According to the website of Al Ahram, Egypt’s flagship state newspaper, the trial got under way as Mr. Morsi and 14 other Islamist defendants appeared in a caged dock and court officials called out their names. But news reports said the hearing was first delayed and then suspended after Mr. Morsi refused to dress in prison clothing and chants by his co-defendants drowned out the proceedings.
Journalists who were allowed into the courtroom were not permitted to take telephones or other communications devices, limiting the flow of information. But witnesses in the courtroom said that Mr. Morsi declared, “This trial is illegitimate,” and said he was still Egypt’s lawful president.
Mr. Morsi’s Islamist allies in the Muslim Brotherhood had called for major protests against the trial, and the Interior Ministry said it had deployed thousands of riot police officers to secure the streets. Shortly before 11 a.m., as the trial began, the streets remained quiet, but the number of demonstrators began to grow from only a few dozen to perhaps 100 in two locations outside the court.
Pro-Morsi demonstrators gathered in larger numbers at the Supreme Constitutional Court in the Maadi district of southern Cairo, witnesses said.
BBC News reports on the changing tactics among Muslim Brotherhood protesters.
Protesters gather in small numbers in many different locations rather than holding mass rallies in one location like that of the Rabaa al-Adawiya or al-Nahda squares.
It’s been a little over two months now since security forces cracked down on those two squares where supporter of former President Morsi and the Muslim Brotherhood gathered in their thousands.
Since then almost all the leaders of the Muslim Brotherhood, including its supreme guide, have been arrested.

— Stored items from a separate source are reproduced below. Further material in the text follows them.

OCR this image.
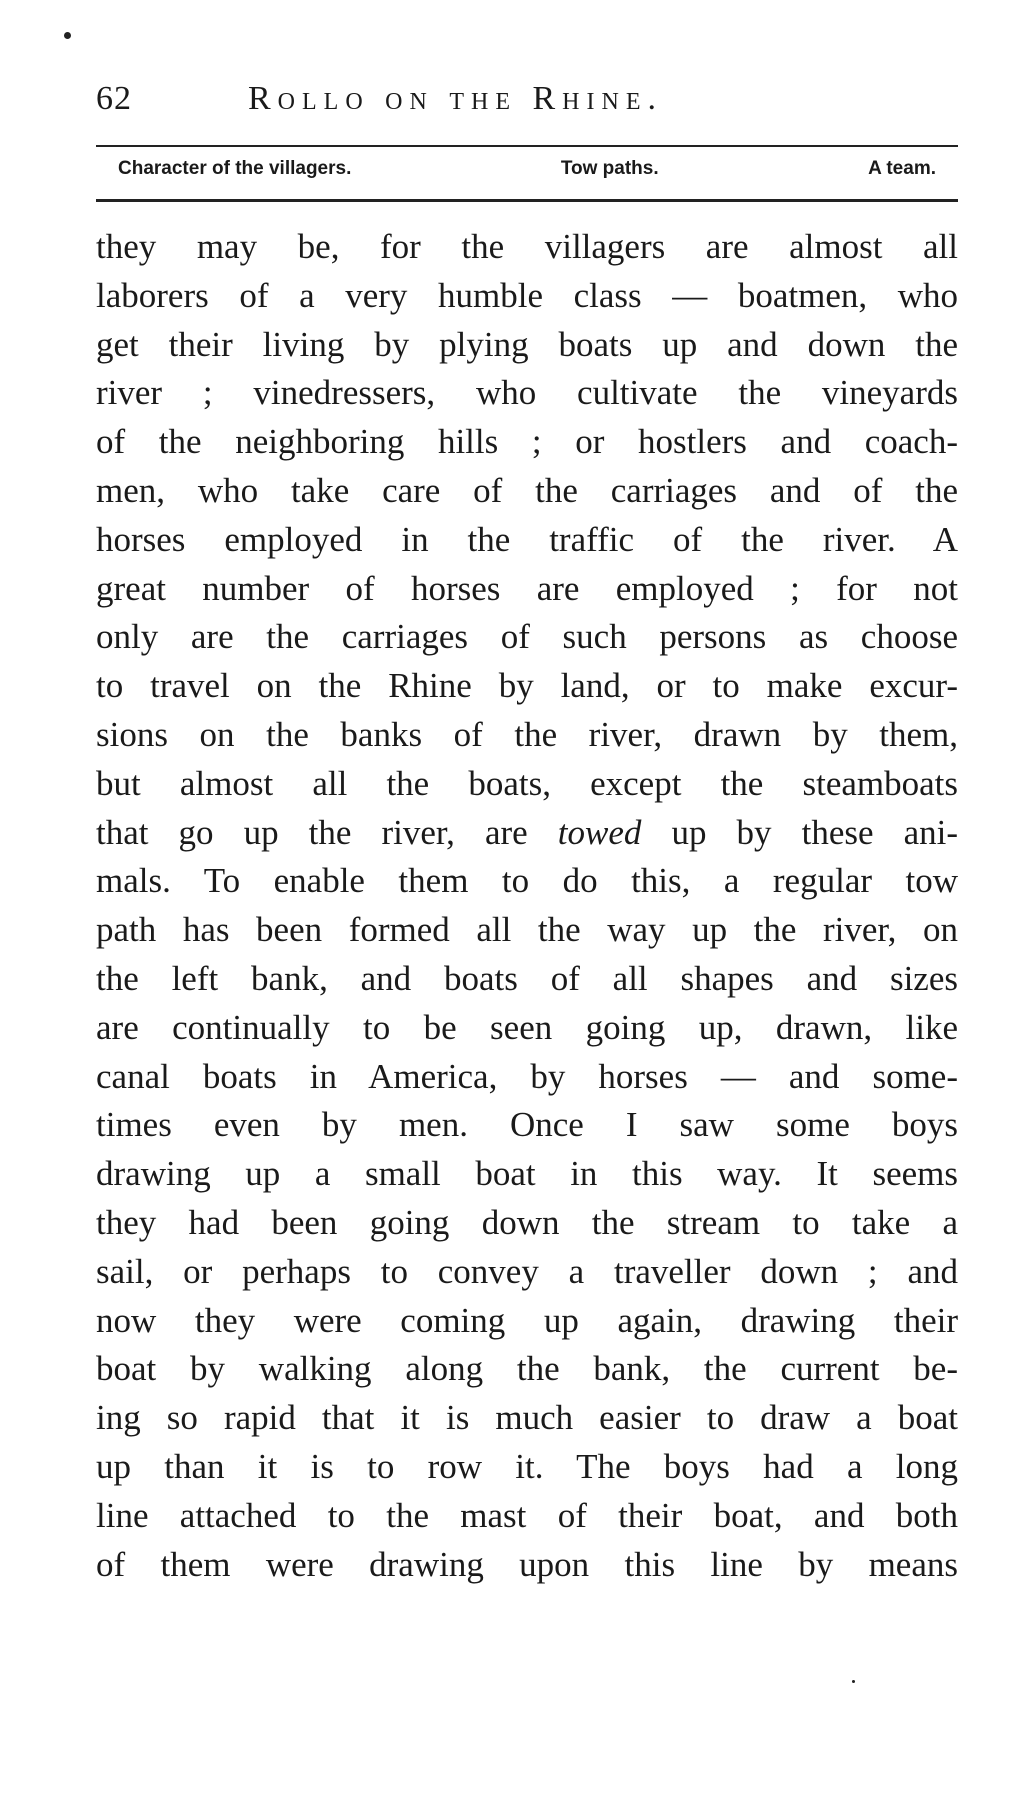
62	Rollo on the Rhine.
Character of the villagers.	Tow paths.	A team.
they may be, for the villagers are almost all
laborers of a very humble class — boatmen, who
get their living by plying boats up and down the
river ; vinedressers, who cultivate the vineyards
of the neighboring hills ; or hostlers and coach-
men, who take care of the carriages and of the
horses employed in the traffic of the river. A
great number of horses are employed ; for not
only are the carriages of such persons as choose
to travel on the Rhine by land, or to make excur-
sions on the banks of the river, drawn by them,
but almost all the boats, except the steamboats
that go up the river, are towed up by these ani-
mals. To enable them to do this, a regular tow
path has been formed all the way up the river, on
the left bank, and boats of all shapes and sizes
are continually to be seen going up, drawn, like
canal boats in America, by horses — and some-
times even by men. Once I saw some boys
drawing up a small boat in this way. It seems
they had been going down the stream to take a
sail, or perhaps to convey a traveller down ; and
now they were coming up again, drawing their
boat by walking along the bank, the current be-
ing so rapid that it is much easier to draw a boat
up than it is to row it. The boys had a long
line attached to the mast of their boat, and both
of them were drawing upon this line by means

Many supporters have also been rounded up and thrown in jail. A recent incident in Alexandria saw more than 20 women supporters of the Muslim Brotherhood arrested in clashes with residents of one of the city’s most crowded neighbourhoods.
But all of that doesn’t seem to deter supporters of the ousted president from taking to the streets.
“It’s important to keep the momentum going,” said Yomna, a university student in her final year.
Yomna didn’t want her last name revealed. She said that as a Morsi supporter, she had to be careful not to reveal her identity. That alone shows how different things have become here in Egypt.
Despite what happened in Rabaa or even because of it, many Muslim Brotherhood supporters insist that the only way for them is the street.
“We’re tired but we are not defeated, we’re still in the street because people know that this is where they should be,” Yomna said.
“This trial will be a chance for us to regroup and unite again,” she added.
“Seeing that they have put our president on trial will make us even more determined.”
Despite this determination, Yomna admits that these past few months have been extremely difficult for her and many like her who still want Mohammed Morsi to be returned to office.
“Look what happened to those girls,” she said, referring to the women who were arrested in Alexandria recently.
“As a Morsi supporter I feel vulnerable to arrest at any time now. I’ll keep protesting but I know next time it could be me.
“Sometimes I feel like I no longer live in my own country.”